Jane Steele(121)
“Oh, I cannot tell you how sorry I am. Please forgive me,” I begged.
“For the loss of my hand?” He shook his head. “There is nothing to forgive—you were the one truly endangered, after all. At last I am able to offer a true sacrifice: a disfigurement upon the altar of justice. Or so I tell myself. Monkishness is second nature to me, but as to my hand—I was quite attached to it.”
“So often the way with hands,” I agreed, and then we were laughing like overwrought children, wrung to the highest pitch of nerves, and there were tears in my eyes when I added, “I am also sorry for the loss of your friend.”
“Yes, Charles told me.” He sighed, a devastated look clouding his strong features. “This is on my head, not yours.”
“You ought not blame yourself any more than Charles ought to blame himself for your sister’s demise.”
“I shall have to teach myself that wisdom slowly, Miss Stone, as did he.”
I wanted to ask if he had suspected Garima Kaur loved him, but thought the question cruel.
“What does the name Garima mean?” I asked instead.
“There isn’t quite an equivalent in English.” Shifting, he settled farther back into the nest of pillows. “A crossroads between dignity and pride, perhaps.”
“Do people’s names always seal their fates, or only in the Sikh culture?”
He smiled again, though it did not erase the lines of suffering etched upon his brow. “I sound superstitious, don’t I? I do think that when God gifts a parent with insight, a child’s name will reflect their soul. Take Jane Stone, for instance—it suits, does it not?”
“It’s the plainest of given names and an adopted surname,” I confessed.
“Ah. Is it really? Nevertheless, I believe you mistaken. We are so locked within ourselves, we often lack perspective on these subjects—I take it to mean a rock, an island in the midst of perilous seas, and Jane is from the Hebrew, you know.”
I had not known. “What does it mean?”
Mr. Singh’s eyes, though laced with red spider’s silk, twinkled thoughtfully. “Gift from a gracious God. I have found it, you will pardon me, not unfitting.”
Rather than stem my tears, this spurred more. “You are far too kind to me.”
“It is a great privilege, to have the opportunity of being kind to anyone. What is your real surname, if you’ll pardon my asking?”
“I don’t precisely have one—but it used to be Steele. I mean to tell Charles the whole story after Sack is dealt with; I shall give you a full account then, I promise you. Rest well.”
“Steele,” he mused as I quit his bedside. “Better and better—strength, resistance, a fighting spirit.”

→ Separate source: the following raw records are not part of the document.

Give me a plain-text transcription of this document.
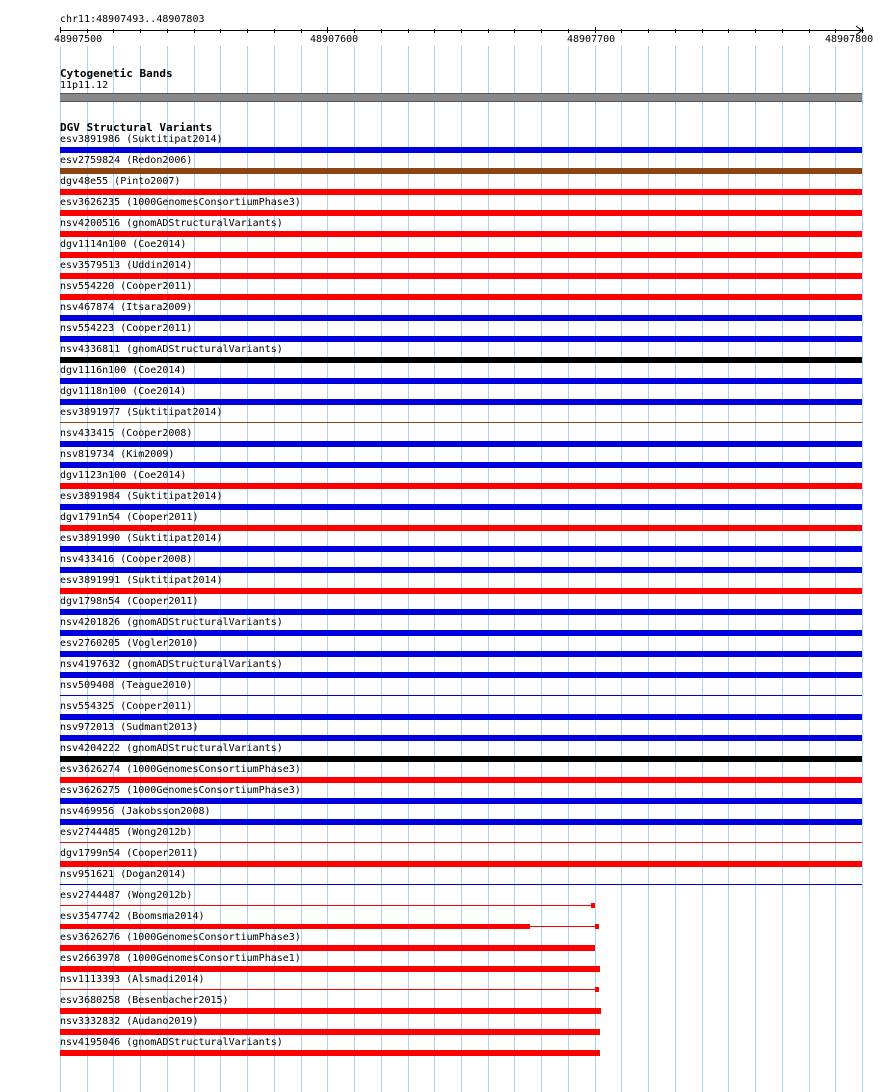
chr11:48907493..48907803
48907500	48907600	48907700	48907800
Cytogenetic Bands
11p11.12
DGV Structural Variants
esv3891986 (Suktitipat2014)
esv2759824 (Redon2006)
dgv48e55 (Pinto2007)
esv3626235 (1000GenomesConsortiumPhase3)
nsv4200516 (gnomADStructuralVariants)
dgv1114n100 (Coe2014)
esv3579513 (Uddin2014)
nsv554220 (Cooper2011)
nsv467874 (Itsara2009)
nsv554223 (Cooper2011)
nsv4336811 (gnomADStructuralVariants)
dgv1116n100 (Coe2014)
dgv1118n100 (Coe2014)
esv3891977 (Suktitipat2014)
nsv433415 (Cooper2008)
nsv819734 (Kim2009)
dgv1123n100 (Coe2014)
esv3891984 (Suktitipat2014)
dgv1791n54 (Cooper2011)
esv3891990 (Suktitipat2014)
nsv433416 (Cooper2008)
esv3891991 (Suktitipat2014)
dgv1798n54 (Cooper2011)
nsv4201826 (gnomADStructuralVariants)
esv2760205 (Vogler2010)
nsv4197632 (gnomADStructuralVariants)
nsv509408 (Teague2010)
nsv554325 (Cooper2011)
nsv972013 (Sudmant2013)
nsv4204222 (gnomADStructuralVariants)
esv3626274 (1000GenomesConsortiumPhase3)
esv3626275 (1000GenomesConsortiumPhase3)
nsv469956 (Jakobsson2008)
esv2744485 (Wong2012b)
dgv1799n54 (Cooper2011)
nsv951621 (Dogan2014)
esv2744487 (Wong2012b)
esv3547742 (Boomsma2014)
esv3626276 (1000GenomesConsortiumPhase3)
esv2663978 (1000GenomesConsortiumPhase1)
nsv1113393 (Alsmadi2014)
esv3680258 (Besenbacher2015)
nsv3332832 (Audano2019)
nsv4195046 (gnomADStructuralVariants)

“I’ll need all I have just to enter East India House again,” I said from his threshold. “Mr. Sack is a brute and I shan’t relish seeing him again, even with Mr. Thornfield there.”

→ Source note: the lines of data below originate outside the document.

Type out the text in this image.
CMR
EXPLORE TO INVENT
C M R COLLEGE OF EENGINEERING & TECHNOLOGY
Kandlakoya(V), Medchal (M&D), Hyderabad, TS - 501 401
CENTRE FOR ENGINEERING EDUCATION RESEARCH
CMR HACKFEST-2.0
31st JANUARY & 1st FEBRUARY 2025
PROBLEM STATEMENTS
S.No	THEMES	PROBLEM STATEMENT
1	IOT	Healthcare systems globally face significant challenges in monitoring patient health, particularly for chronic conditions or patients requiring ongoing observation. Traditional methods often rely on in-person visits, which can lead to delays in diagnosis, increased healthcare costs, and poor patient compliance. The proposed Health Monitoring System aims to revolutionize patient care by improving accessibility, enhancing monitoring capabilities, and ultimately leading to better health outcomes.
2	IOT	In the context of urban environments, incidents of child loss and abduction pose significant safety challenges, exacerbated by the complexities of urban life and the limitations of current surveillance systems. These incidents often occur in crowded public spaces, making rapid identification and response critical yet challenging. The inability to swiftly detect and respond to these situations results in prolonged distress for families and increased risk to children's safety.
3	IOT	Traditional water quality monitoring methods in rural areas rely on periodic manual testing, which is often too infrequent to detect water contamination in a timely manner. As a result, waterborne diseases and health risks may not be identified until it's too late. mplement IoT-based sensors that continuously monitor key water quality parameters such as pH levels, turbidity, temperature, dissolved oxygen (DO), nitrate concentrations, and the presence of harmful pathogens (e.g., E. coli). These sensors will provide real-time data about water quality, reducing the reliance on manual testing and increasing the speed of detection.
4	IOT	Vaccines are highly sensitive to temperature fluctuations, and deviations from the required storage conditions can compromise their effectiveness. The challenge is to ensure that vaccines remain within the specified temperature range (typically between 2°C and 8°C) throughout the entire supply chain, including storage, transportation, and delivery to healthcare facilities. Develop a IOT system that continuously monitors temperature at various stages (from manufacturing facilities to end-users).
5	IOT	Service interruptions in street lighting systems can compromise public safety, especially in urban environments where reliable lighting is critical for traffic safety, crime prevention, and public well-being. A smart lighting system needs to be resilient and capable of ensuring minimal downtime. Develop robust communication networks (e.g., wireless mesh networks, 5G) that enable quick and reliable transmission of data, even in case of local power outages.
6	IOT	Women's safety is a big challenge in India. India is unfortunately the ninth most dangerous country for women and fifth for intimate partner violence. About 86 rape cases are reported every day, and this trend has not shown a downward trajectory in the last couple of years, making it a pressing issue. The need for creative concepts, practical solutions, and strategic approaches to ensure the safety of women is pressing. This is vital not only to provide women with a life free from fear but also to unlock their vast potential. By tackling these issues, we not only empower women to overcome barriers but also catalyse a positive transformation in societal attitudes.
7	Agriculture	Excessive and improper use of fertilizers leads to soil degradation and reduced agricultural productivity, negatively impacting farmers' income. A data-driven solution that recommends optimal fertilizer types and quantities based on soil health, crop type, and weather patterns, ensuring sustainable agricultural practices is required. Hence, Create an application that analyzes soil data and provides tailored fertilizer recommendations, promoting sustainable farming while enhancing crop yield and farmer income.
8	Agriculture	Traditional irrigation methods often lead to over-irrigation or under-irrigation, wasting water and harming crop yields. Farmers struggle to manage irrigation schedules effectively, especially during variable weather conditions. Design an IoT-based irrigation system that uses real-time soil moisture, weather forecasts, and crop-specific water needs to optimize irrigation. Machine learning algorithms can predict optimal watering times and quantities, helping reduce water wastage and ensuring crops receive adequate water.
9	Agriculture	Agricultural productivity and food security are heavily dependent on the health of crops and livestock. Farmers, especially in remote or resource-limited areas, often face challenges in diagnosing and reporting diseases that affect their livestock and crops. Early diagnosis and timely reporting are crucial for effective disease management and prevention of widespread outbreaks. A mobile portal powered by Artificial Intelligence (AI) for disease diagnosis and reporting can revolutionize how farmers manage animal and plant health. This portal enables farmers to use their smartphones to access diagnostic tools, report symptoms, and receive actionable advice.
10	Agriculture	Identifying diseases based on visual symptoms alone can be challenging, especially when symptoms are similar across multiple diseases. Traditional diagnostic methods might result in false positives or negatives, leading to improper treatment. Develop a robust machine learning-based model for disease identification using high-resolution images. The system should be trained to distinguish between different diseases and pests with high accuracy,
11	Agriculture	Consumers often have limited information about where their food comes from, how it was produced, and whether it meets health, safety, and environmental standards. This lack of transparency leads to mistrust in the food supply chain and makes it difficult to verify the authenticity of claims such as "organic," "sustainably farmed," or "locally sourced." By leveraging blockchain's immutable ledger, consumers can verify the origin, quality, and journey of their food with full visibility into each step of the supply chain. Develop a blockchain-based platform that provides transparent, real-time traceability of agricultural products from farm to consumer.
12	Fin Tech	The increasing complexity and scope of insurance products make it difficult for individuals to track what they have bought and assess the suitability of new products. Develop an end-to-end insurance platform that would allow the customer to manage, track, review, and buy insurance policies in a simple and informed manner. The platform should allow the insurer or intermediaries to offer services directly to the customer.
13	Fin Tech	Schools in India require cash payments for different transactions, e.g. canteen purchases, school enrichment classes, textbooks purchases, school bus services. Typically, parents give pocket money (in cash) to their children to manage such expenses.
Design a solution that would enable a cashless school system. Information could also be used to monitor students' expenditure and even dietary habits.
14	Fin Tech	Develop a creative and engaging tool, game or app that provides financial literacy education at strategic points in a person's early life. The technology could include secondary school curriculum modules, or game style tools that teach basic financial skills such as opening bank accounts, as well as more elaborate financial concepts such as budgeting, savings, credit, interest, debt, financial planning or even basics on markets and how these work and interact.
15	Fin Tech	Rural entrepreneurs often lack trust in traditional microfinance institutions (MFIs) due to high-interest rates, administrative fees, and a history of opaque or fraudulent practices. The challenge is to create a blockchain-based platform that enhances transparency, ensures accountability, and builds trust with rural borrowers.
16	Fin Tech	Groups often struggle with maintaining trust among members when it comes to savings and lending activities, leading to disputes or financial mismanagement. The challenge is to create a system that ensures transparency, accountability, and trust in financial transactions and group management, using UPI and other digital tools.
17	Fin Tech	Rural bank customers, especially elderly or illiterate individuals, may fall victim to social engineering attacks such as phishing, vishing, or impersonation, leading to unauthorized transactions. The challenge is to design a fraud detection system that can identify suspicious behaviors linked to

“So that is the meaning of all this bustling.” Sardar Singh’s eyes narrowed into knife blades. “You are off to London. What do you mean to do there?”
“To give up the treasure,” said I, gently shutting the door.
THIRTY-THREE
“No—no—Jane; you must not go. No—I have touched you, heard you, felt the comfort of your presence—the sweetness of your consolation: I cannot give up these joys.”
Are you mad?” Augustus P. Sack circled his own desk like a jackal.
He was discomfited; I, Charles Thornfield, Sam Quillfeather, and Cyrus Sneeves had descended on him without warning. Freely do I admit that we brought the treasure he sought, and freely did we give it—expecting at any moment the arrival of another guest.
Mr. Sack, for a man who had been seeking a single prize for so many years, did not seem sufficiently glad to have it in view. Soon, I understood this was due to the fact he had loved tormenting Messrs. Thornfield and Singh with that the same glad viciousness which had caused him to tear my necklace from my throat; in addition, he suspected something amiss with the generous overture.
He was perfectly correct.
“Our demands are entirely reasonable, sir,” my solicitor droned. To Mr. Sneeves’s immense credit, confronting the East India Company sounded as if it were the duller sort of business to conduct on any given Thursday. “You are welcome to this box so long as you never reveal from whence it originated. Mention of the Punjab is acceptable, but this gentleman is to be released from all liability regarding the ownership of these gemstones. To that effect, you shall simply sign this paperwork exonerating Charles Thornfield of any wrongdoing, and I shall have it copied and delivered to any litigators in your employ.”
“Surely you will comply, Mr. Sack?” Mr. Quillfeather pressed. “You now have my full report regarding the unsolved murder of John Clements, and the killer is beyond the punishment of mortals. All this, and a fortune in recovered property—what could be a happier circumstance?”
Charles Thornfield, meanwhile, continued to say nothing. When we had learnt the true intentions of the Company soldiers from Inspector Quillfeather, he had expressed profound relief; the sight of Augustus Sack, however, predictably wreaked havoc with his digestion. He sat expressionless before the political, one finger framing his temple, boring holes into the enemy with his pupils.